Noah's implants make for a wonderful Christmas
An "absolutely incredible" community effort has resulted in $62,500 being raised for 10-month-old Timaru boy Noah Valentine's cochlear implants.
It's $12,500 more than the family needed, and that extra money will go back to the community groups who donated it, so someone else may benefit.
"The Lions said it was the first time money donated has ever been given back," mother Sara Valentine said.
The target sum was reached in only 31 days.
"We knew we'd get there, but to have it happen in that space of time was pretty overwhelming. It hasn't hit home yet," father Matt Valentine said.
The Valentines said they had a very happy Christmas, safe in the knowledge that they had the funds for Noah's double-cochlear implant operation.
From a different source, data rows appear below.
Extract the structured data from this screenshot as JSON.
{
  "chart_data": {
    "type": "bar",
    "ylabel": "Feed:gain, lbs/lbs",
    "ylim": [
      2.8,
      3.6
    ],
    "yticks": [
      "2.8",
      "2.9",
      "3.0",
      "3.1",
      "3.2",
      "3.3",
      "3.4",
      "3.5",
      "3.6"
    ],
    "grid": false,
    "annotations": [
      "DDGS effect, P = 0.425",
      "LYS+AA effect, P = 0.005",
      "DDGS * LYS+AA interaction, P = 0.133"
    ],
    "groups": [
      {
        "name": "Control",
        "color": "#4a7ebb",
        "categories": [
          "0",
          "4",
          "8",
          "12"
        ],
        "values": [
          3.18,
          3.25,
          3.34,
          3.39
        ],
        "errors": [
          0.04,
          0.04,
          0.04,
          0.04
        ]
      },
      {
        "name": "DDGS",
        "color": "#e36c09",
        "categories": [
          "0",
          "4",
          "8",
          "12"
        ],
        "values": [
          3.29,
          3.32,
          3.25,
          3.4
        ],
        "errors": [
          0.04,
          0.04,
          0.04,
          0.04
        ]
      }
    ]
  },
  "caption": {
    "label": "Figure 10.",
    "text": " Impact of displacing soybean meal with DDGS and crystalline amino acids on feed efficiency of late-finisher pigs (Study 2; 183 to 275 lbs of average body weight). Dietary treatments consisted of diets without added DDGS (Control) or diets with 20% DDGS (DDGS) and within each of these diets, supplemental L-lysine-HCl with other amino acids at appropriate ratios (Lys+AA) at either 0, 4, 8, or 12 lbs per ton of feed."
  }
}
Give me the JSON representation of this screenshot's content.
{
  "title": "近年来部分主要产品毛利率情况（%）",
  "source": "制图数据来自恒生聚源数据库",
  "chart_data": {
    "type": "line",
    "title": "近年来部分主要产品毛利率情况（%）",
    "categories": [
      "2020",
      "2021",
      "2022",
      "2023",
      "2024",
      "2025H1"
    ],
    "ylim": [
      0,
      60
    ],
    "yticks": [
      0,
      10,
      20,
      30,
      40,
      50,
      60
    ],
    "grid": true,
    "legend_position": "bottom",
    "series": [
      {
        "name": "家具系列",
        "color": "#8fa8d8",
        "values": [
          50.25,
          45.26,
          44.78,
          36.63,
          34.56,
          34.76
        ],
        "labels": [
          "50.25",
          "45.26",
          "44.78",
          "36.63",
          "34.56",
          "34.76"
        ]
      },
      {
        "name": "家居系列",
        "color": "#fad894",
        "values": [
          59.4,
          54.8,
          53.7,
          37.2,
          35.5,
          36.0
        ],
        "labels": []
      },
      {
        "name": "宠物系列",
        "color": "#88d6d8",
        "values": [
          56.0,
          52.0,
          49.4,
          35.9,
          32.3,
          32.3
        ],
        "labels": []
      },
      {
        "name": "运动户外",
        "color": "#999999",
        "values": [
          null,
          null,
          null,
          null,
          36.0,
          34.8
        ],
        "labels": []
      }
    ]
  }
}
"It was a relief - in a good way. If you believe something is going to happen, it does," Sara Valentine said.
The bulk of the funding came from a multitude of individual donations, which the Valentines believe is testament to "incredible community spirit".
"When I was banking cheques, the woman at the bank said it restores your faith in humanity, and that's a really good way to put it. Sometimes people think that sense of community is lost until something like this happens; then people get behind you and pull together," she said.
The Looking production by the Geraldine Players raised $8500, and auctions, a family photo day and other ventures, combined with $20,000 from the givealittle website, meant the funds were raised. New Zealand is the last country in the First World where the Government funds only one cochlear implant.
Noah will have his operation on January 23, and the implants will be turned on on Valentine's Day.
In recognition of the community effort, the Valentines are planning on filming Noah when he hears for the first time.
"People have done some really lovely things, and we're just so thankful," Sara Valentine said.
"So many people have been supporting us, we think it's important to share it and let other people be part of it. It's only right to let them see the story through."